Pierre Corthay, bottier de formation et de métier, utilise les emballages les plus divers comme matière première pour ses travaux : cartons, coques thermoformées, matières plastiques, cales… Il les découpe, les assemble, les colle et les peint pour réaliser des volumes, de dimensions modestes, dont l’aspect évoque des matériaux plus nobles : bois, métal, porcelaine, céramique, terre cuite… Il les présente sur des étagères, comme les trophées d’un improbable cabinet de curiosités, ou accrochés au mur.
     Au-delà du propos sur la possible rédemption d’objets normalement voués au rebut, sa démarche a pour effet d’inverser les rôles. Ce qui était initialement conçu pour être contenant, creux, devient, par son action, contenu potentiel, convexe. L’accessoire se mue en objet digne d’intérêt… L’échelle des valeurs est subvertie. La chose dénaturée par son usage est, en quelque sorte, renaturée par l’intervention de l’artiste…
     Les couleurs sont chaleureuses, gourmandes comme celles de confiseries, contribuant, non sans malice, à brouiller encore un peu plus les pistes et à mener le spectateur là où il n’irait pas de lui-même.


Anne Da Silva développe une pratique plastique qui s’articule essentiellement autour de substances organiques, notamment, dans ses travaux les plus récents, les peaux, les arêtes et les écailles de poissons. Elle vise à donner à ces matériaux un aspect nouveau en les cuisant, trouant, grattant, tannant, cousant… au point de susciter un doute sur leur véritable nature.
     La notion de veille est sous-jacente à ces œuvres. Veille de ceux qui, restés à terre, attendent le retour des marins-pêcheurs. L’artiste déclare : à cette image de celui qui reste s’arrime celle du vide, d’un espace ouvert, infini et immatériel. L’absence, l’attente pour horizon, qu’il s’agit de domestiquer.
     Le spectateur chemine entre ces structures qui évoquent des corps de poissons que l’on tirerait hors de l’eau par la queue. On peut rentrer dans certaines comme dans une tente. D’autres sont entièrement cousues et ne présentent aucun passage. Elles sont souvent éclairées de l’intérieur et la transparence des peaux filtre la lumière en révélant la qualité graphique de leurs textures. Leur présentation se double souvent de créations sonores qui nous emmènent dans l’univers de sirènes aux chants obsédants.
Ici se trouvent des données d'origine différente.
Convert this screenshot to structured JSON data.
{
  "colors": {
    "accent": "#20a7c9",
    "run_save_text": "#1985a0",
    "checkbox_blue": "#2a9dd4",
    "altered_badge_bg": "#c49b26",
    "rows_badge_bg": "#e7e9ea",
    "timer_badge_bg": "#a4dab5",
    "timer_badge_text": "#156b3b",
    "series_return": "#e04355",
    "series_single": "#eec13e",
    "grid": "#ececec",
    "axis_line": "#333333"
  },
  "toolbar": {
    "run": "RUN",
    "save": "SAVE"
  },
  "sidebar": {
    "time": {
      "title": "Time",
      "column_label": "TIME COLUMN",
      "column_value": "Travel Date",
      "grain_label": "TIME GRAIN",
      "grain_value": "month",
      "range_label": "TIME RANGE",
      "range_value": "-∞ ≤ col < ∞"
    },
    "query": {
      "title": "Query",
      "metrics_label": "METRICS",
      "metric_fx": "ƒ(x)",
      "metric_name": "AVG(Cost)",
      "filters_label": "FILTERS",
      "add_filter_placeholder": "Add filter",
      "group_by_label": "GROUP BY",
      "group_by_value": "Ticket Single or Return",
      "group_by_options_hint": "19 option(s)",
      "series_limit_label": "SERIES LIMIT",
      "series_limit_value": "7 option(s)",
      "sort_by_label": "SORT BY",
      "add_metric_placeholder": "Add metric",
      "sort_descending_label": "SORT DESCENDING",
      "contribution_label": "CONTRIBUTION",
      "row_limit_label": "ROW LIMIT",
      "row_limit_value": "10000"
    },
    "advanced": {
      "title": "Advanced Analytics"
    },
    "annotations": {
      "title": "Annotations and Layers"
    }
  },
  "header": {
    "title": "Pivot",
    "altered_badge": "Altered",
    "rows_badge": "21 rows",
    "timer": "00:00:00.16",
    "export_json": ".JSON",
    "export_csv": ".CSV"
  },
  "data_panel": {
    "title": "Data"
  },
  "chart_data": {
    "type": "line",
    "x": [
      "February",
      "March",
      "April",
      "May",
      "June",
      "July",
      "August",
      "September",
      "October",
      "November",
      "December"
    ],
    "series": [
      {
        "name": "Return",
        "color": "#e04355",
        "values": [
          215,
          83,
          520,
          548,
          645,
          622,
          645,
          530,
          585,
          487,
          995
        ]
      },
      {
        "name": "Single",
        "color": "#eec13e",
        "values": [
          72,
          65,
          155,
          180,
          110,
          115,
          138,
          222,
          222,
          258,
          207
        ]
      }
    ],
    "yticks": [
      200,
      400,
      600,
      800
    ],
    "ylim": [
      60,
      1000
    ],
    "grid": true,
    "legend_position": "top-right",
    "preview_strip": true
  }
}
De son travail, Lélia Demoisy écrit : « Mélanger les matières du vivant, peau, corne, bois… aux matières inertes du travail de l’homme redessine tout l’éventail de nos rapports à la nature et en bouleverse ainsi notre compréhension. Les pièces que je crée abordent les notions de corps et d’individu. Elles posent la question de l’utilisation de la matière du vivant, quelle qu’elle soit, comme ressource et, à l’inverse, la question de notre intervention dans les mondes clos de la nature. Mes recherches questionnent nos rapports avec cet environnement dont nous sommes issus et qui, par moments, nous paraît si éloigné. J’interroge ce lien, jamais neutre, que nous avons avec ces autres formes de vie. Il y a cohabitation, désir d’harmonie, rêverie, mais entre aussi en jeu la question du pouvoir, de la maîtrise, voire de la survie. Et il nous plaît de penser que nous pouvons être les grands organisateurs du monde, l’observant dans sa globalité avec détachement, alors que, en réalité, il n’y a aucune frontière. »


Depuis de nombreuses années, Didier Gianella pratique le collage numérique. Sa banque de données visuelles inclut des habituelles images de notre société de consommation mais aussi une multitude de personnages dans les attitudes les plus diverses.
     Ses compositions minutieuses sont joyeusement iconoclastes, bousculant les conventions, chahutant les règles du bon sens et de la bienséance. S’érigeant en manifestes, elles véhiculent des slogans et des messages qui vont à contre-courant de la profusion des signes qui nous submergent au quotidien. Elles se font volontiers contestataires et revendicatives.
     L’univers poétique et ludique de Didier Gianella préfigure un au-delà de la modernité qui ne renie cependant pas celui des surréalistes, notamment de Delvaux, Ernst, Magritte et Trouille, ni le monde des peintres dits naïfs ou celui de l’illustration de fables pour les enfants.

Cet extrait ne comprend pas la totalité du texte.